Tuesday, 30 March 2010

scarcity, prosperity and reward

There are a number of ways to sell and promote games these days.

One approach is based on scarcity, making provision of goods and services to individuals who pay for exclusive access to them.  Purchasing is usually dependent on established prior relationship/investment and is dependent on reputation.  Examples of this include subscription models like Dungeon-A-Day, D&D Insider and World of Warcraft.  You pay for access to use services unavailable to others and you get some tangible benefits for doing so.  Pays your money, takes your choice.  A twist on this is the ransom model where X number of people contribute to paying for the publishing of a book who get the book first.

Another is based on prosperity.  The more people have it, the more play and talk about it. And if it's good enough, then more people play and talk about it and the cycle spreads.  Such viral-based approaches have seen an increasing rise given the presence of the Internet but have been around for some time.  The concept and some permutations are well-documented in  Seth Godin's 'Ideavirus'.

The Grateful Dead were original exponents according to this Atlantic article of the Connect With Fans + Return To Buy model used by bands like Nine Inch Nails, Coldplay and Jonathan Coulton to sell their art to us - a model being replicated in the games industry.  Games like Swords and Wizardry, Mutant Future and Eclipse Phase have freely-available electronic copies and all have grass-roots support. 

A third road is to operate a patron model. This can be combined with crowdsourcing - Open Design are doing wonderful things with books like The Red Eye of Azathoth and Tales of the Old Margreve.  Once the book is published, you can buy it and if you've got in at the ground floor will be given credit where credit is due.  Another exponent of this is Nevermet Press, whose first product The Desire was received by everyone who participated in DriveThruRPG's Haiti donation.

Now imagine if playing the game gave you rewards just for playing.  You could start with intangible award badges (say 'Dragon Fragger') to display on your blog, Facebook page or games console. Then escalate it further - offer discounts on products or even gift vouchers for retailers with the right connections. And how many online retailers are going to sniff at a loyal tribe of potential customers? Which method or combination would you choose, as a designer or more importantly, as a consumer?

(inspired by JoeTheLawyer, James Edward Raggi III and Jesse Schell (via Justin Achilli))


  1. Working on my Super-Secret Project, the question of how to get people playing the game is high on my mind.

    Personally, and this will be reflected in the project, I believe that anyone should be able to play a game with the bare minimum of equipment and books. For an RPG, this means it must be free to download.

    This is great from a lefty / libertine point of view but it does raise question about how to make money from the product. Looking at the top 10 RPGs currently being played, few if any of them are free to download (though many will have start kits or samples).

    One of things we are considering is some sort of reward scheme for getting other people into playing the game.

    We are planning a strong online element to the project. The current idea is that if you get some one to sign up (using your unique ID as a reference) you earn some points. These points get turned into bragging rights, discounts, freebies and the like.

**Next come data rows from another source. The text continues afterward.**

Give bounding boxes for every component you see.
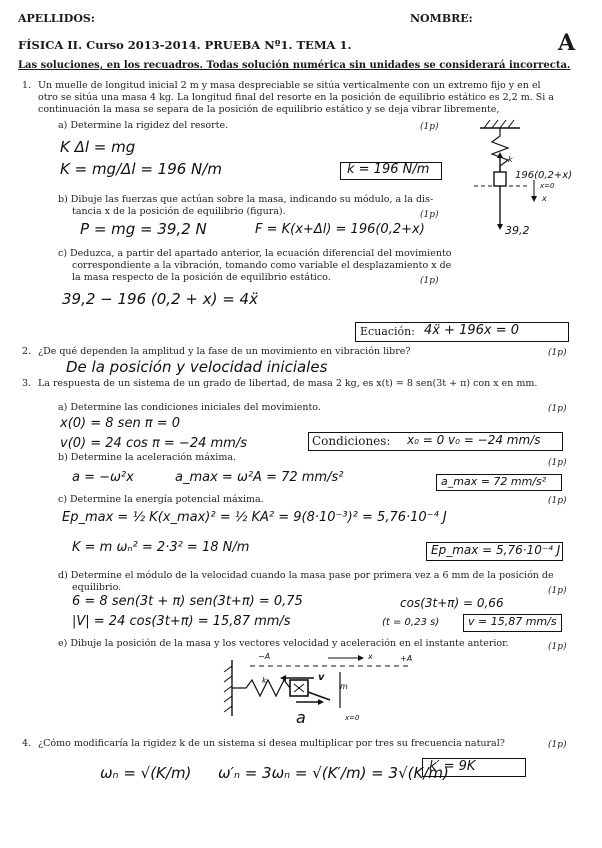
q3d-work-line2: |V| = 24 cos(3t+π) = 15,87 mm/s xyxy=(72,614,291,629)
q1-intro-line3: continuación la masa se separa de la posición de equilibrio estático y se deja vibrar libremente, xyxy=(38,104,500,115)
q1b-points: (1p) xyxy=(420,210,439,220)
q3e-fig-plus-a: +A xyxy=(400,654,413,663)
q3e-fig-minus-a: −A xyxy=(258,652,271,661)
q4-answer: k′ = 9K xyxy=(429,759,476,774)
q1c-text-line2: correspondiente a la vibración, tomando como variable el desplazamiento x de xyxy=(72,260,452,271)
q3b-work-line1: a = −ω²x xyxy=(72,470,134,485)
q3a-points: (1p) xyxy=(548,404,567,414)
q3-intro: La respuesta de un sistema de un grado de libertad, de masa 2 kg, es x(t) = 8 sen(3t + π) con x en mm. xyxy=(38,378,538,389)
q3c-text: c) Determine la energía potencial máxima. xyxy=(58,494,264,505)
q2-text: ¿De qué dependen la amplitud y la fase de un movimiento en vibración libre? xyxy=(38,346,411,357)
q1a-work-line2: K = mg/Δl = 196 N/m xyxy=(60,160,222,178)
q2-answer: De la posición y velocidad iniciales xyxy=(66,358,328,376)
q3b-points: (1p) xyxy=(548,458,567,468)
q3e-figure xyxy=(210,652,430,732)
apellidos-label: APELLIDOS: xyxy=(18,12,95,25)
q1-spring-figure xyxy=(470,118,580,258)
q1c-points: (1p) xyxy=(420,276,439,286)
q3b-text: b) Determine la aceleración máxima. xyxy=(58,452,237,463)
q1-fig-x-label: x xyxy=(542,194,547,203)
q1c-answer-label: Ecuación: xyxy=(360,325,415,338)
q1c-text-line3: la masa respecto de la posición de equilibrio estático. xyxy=(72,272,331,283)
q1-intro-line2: otro se sitúa una masa 4 kg. La longitud final del resorte en la posición de equilibrio estático es 2,2 m. Si a xyxy=(38,92,554,103)
q3a-answer-box xyxy=(308,432,563,451)
q1b-text-line1: b) Dibuje las fuerzas que actúan sobre la masa, indicando su módulo, a la dis- xyxy=(58,194,434,205)
q1a-work-line1: K Δl = mg xyxy=(60,138,136,156)
q3e-fig-x0-label: x=0 xyxy=(345,714,360,722)
q1a-text: a) Determine la rigidez del resorte. xyxy=(58,120,229,131)
q3a-answer: x₀ = 0 v₀ = −24 mm/s xyxy=(407,433,541,447)
q3e-text: e) Dibuje la posición de la masa y los vectores velocidad y aceleración en el instante anterior. xyxy=(58,638,509,649)
q3e-fig-k-label: k xyxy=(262,676,267,685)
q1-fig-k-label: k xyxy=(508,155,513,164)
q3b-answer-box xyxy=(436,474,562,491)
q3b-answer: a_max = 72 mm/s² xyxy=(441,475,547,488)
q4-answer-box xyxy=(422,758,526,777)
q1c-work: 39,2 − 196 (0,2 + x) = 4ẍ xyxy=(62,290,258,308)
q2-number: 2. xyxy=(22,346,32,357)
q3e-fig-a-label: a xyxy=(296,708,306,727)
nombre-label: NOMBRE: xyxy=(410,12,473,25)
q3e-fig-x-label: x xyxy=(368,652,373,661)
q3d-work-line1: 6 = 8 sen(3t + π) sen(3t+π) = 0,75 xyxy=(72,594,303,609)
q1b-text-line2: tancia x de la posición de equilibrio (figura). xyxy=(72,206,286,217)
q3a-work-line2: v(0) = 24 cos π = −24 mm/s xyxy=(60,436,247,451)
q3-number: 3. xyxy=(22,378,32,389)
q1c-text-line1: c) Deduzca, a partir del apartado anterior, la ecuación diferencial del movimiento xyxy=(58,248,452,259)
q1b-work-line1: P = mg = 39,2 N xyxy=(80,220,207,238)
q3c-work-line2: K = m ωₙ² = 2·3² = 18 N/m xyxy=(72,540,250,555)
version-letter: A xyxy=(558,30,576,56)
q3b-work-line2: a_max = ω²A = 72 mm/s² xyxy=(175,470,344,485)
q1c-answer: 4ẍ + 196x = 0 xyxy=(424,323,520,338)
q3c-points: (1p) xyxy=(548,496,567,506)
q4-number: 4. xyxy=(22,738,32,749)
q4-work-line2: ω′ₙ = 3ωₙ = √(K′/m) = 3√(K/m) xyxy=(218,764,449,782)
q3a-text: a) Determine las condiciones iniciales del movimiento. xyxy=(58,402,321,413)
q3d-work-line2b: (t = 0,23 s) xyxy=(382,617,440,628)
q3d-text-line1: d) Determine el módulo de la velocidad cuando la masa pase por primera vez a 6 mm de la posición de xyxy=(58,570,554,581)
q1c-answer-box xyxy=(355,322,569,342)
q1a-answer-box xyxy=(340,162,442,180)
q3d-text-line2: equilibrio. xyxy=(72,582,122,593)
q3c-work-line1: Ep_max = ½ K(x_max)² = ½ KA² = 9(8·10⁻³)² = 5,76·10⁻⁴ J xyxy=(62,510,447,525)
q3d-points: (1p) xyxy=(548,586,567,596)
q1-fig-weight-label: 39,2 xyxy=(505,224,530,237)
q1-fig-force-label: 196(0,2+x) xyxy=(515,170,573,181)
q3d-work-line1b: cos(3t+π) = 0,66 xyxy=(400,596,504,610)
q1-number: 1. xyxy=(22,80,32,91)
q3e-fig-v-label: v xyxy=(318,672,325,683)
q1a-points: (1p) xyxy=(420,122,439,132)
q3e-points: (1p) xyxy=(548,642,567,652)
q3d-answer: v = 15,87 mm/s xyxy=(468,615,557,628)
instructions: Las soluciones, en los recuadros. Todas solución numérica sin unidades se considerará incorrecta. xyxy=(18,60,571,71)
q3c-answer-box xyxy=(426,542,563,561)
q3a-work-line1: x(0) = 8 sen π = 0 xyxy=(60,416,181,431)
q4-points: (1p) xyxy=(548,740,567,750)
q1-fig-x0-label: x=0 xyxy=(540,182,555,190)
q3e-fig-m-label: m xyxy=(340,682,348,691)
q3c-answer: Ep_max = 5,76·10⁻⁴ J xyxy=(431,543,561,557)
q1b-work-line2: F = K(x+Δl) = 196(0,2+x) xyxy=(255,222,425,237)
q4-text: ¿Cómo modificaría la rigidez k de un sistema si desea multiplicar por tres su frecuencia natural? xyxy=(38,738,505,749)
q3a-answer-label: Condiciones: xyxy=(312,434,391,448)
q1-intro-line1: Un muelle de longitud inicial 2 m y masa despreciable se sitúa verticalmente con un extremo fijo y en el xyxy=(38,80,541,91)
q1a-answer: k = 196 N/m xyxy=(347,162,430,177)
q4-work-line1: ωₙ = √(K/m) xyxy=(100,764,192,782)
exam-title: FÍSICA II. Curso 2013-2014. PRUEBA Nº1. TEMA 1. xyxy=(18,38,352,52)
q2-points: (1p) xyxy=(548,348,567,358)
q3d-answer-box xyxy=(463,614,562,632)
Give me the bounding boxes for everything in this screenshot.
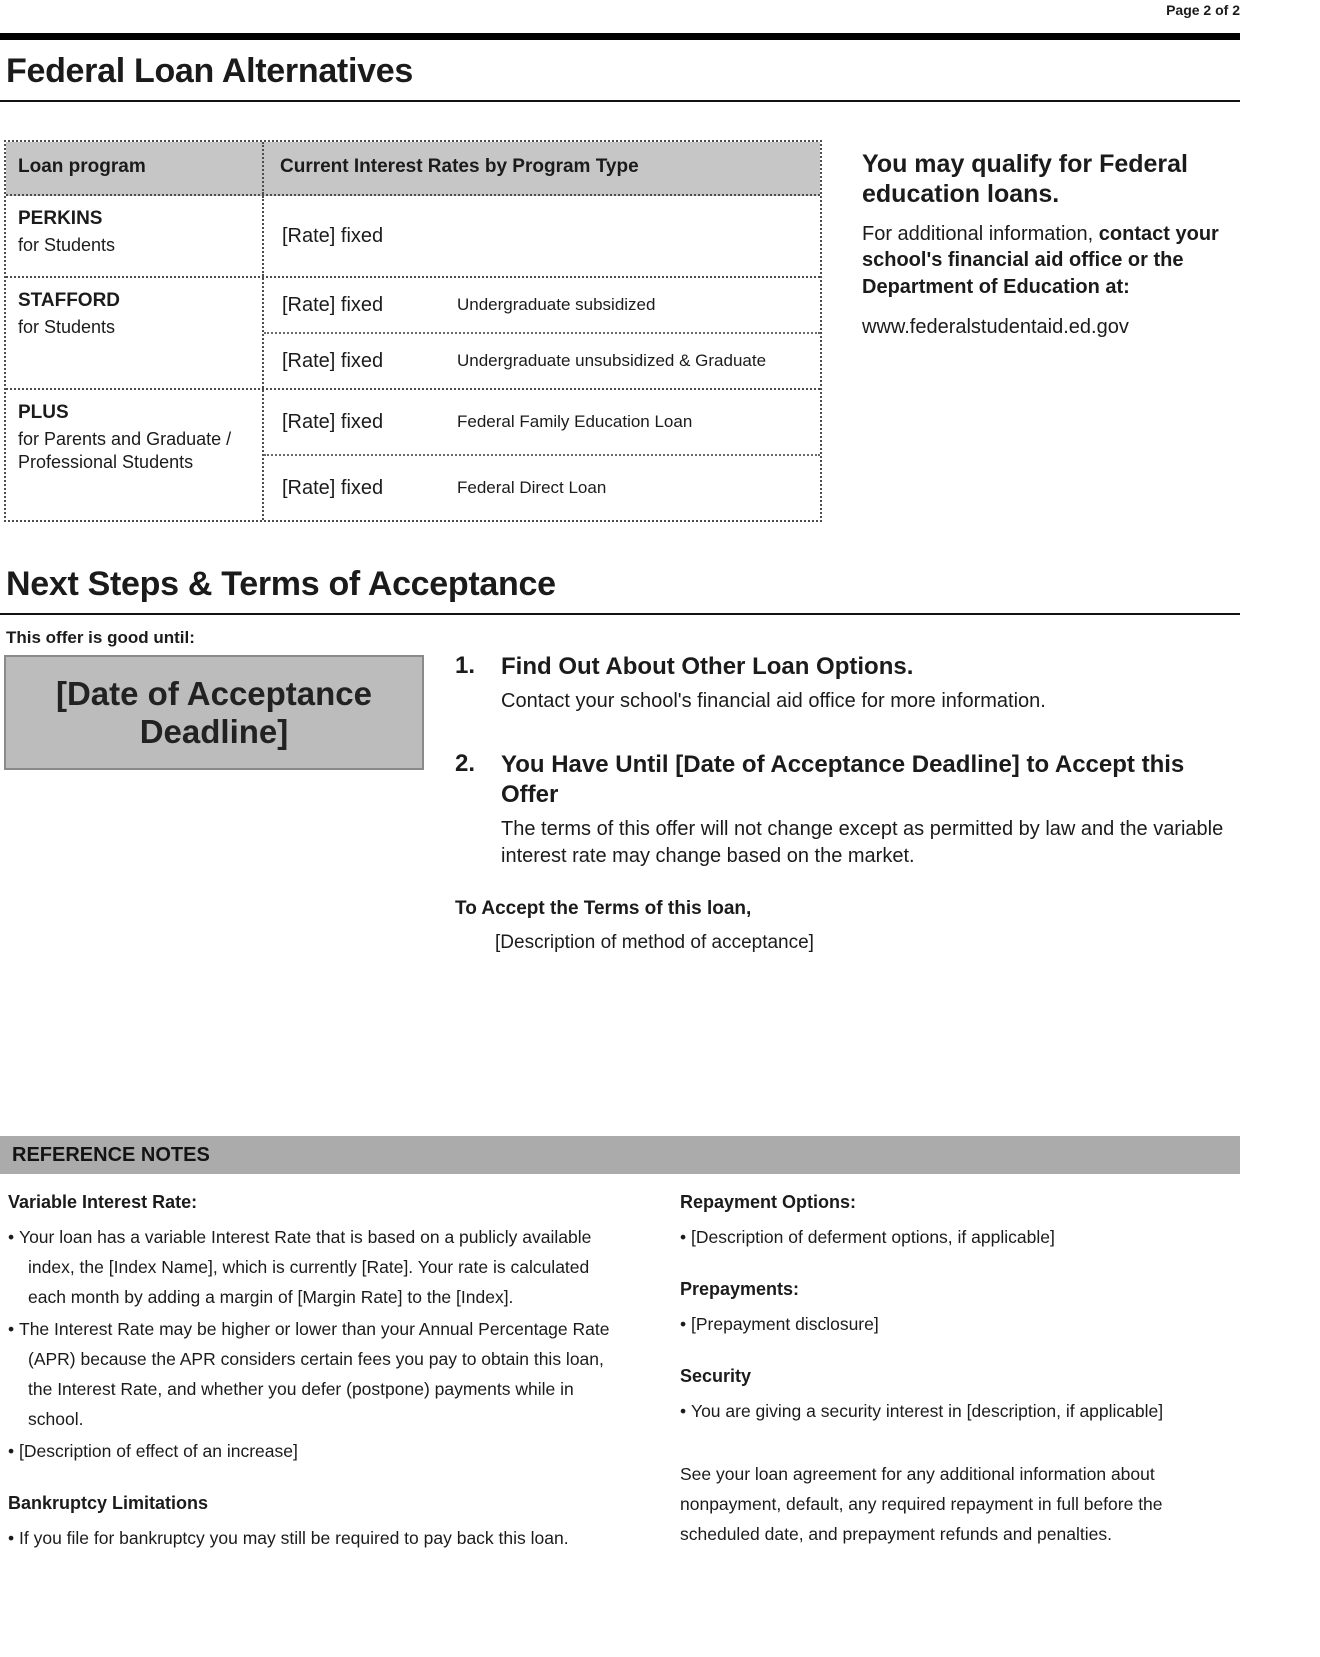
reference-notes-left-column [8, 1192, 622, 1580]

  2. I played MMO's for years, with WoW being the one I played the longest. When I finally quit I think I'd had just about enough of them. One of the things I really came to hate about playing a pay to play game is that playing becomes a job and you spend all your time trying to keep up with the Joneses. I can't help but see any sort of model like that as being a bit predatory to the customer. Like with WotC incorporating TCG's I hear into their PnP RPG products. (I think it was Gamma World.) IMO (and maybe it's just because I am something like a 2nd Gen gamer and thus am not their target audience, being OLD) it flies in the face of what I love about just getting together with friends, armed with books and dice, and playing a game and having a good time. Then it becomes more about collecting the newest set of powers so you won't be gimped. Spending even MORE money on product, like you don't spend enough now if you're into 4E or White Wolf products.

    Part of my problem is probably that money has been tight for us for a couple years with the economy being in the crapper. I didn't used to think twice about buying an rpg book or whatever I'd never played and giving it a shot. Now when I spend $40 or more on an rpg book I want to know I'm going to get a lot of mileage out of it and that I don't have to spend hundreds in supplements too.

  3. Whoops. Windy Valley Banners is me, btw. I forgot to sign back in to my other account. >_>

  4. This comment has been removed by a blog administrator.

  5. Chris - Speaking as a libertine (yes I know!) one option may be to provide the core rules via Lulu or similar with free PDF copy or very nominal cost PDF (Pathfinder did a low-price PDF which IMHO was spot on). Then charge for well-designed campaign or rules expansions?

    Amanda - I hear you on the recession and it's interference with gaming! Fortunately for me the last three RPG books I bought were 4E's Underdark, Pathfinder (finally a print copy!) and Mutants & Masterminds 2nd ed. I know all three will keep me busy for this year and that's before I do anything else!

    (like y'know write my own stuff... ;-D)

    You might want to look at the recession-proof gaming label to find much free (as in beer) gaming stuff.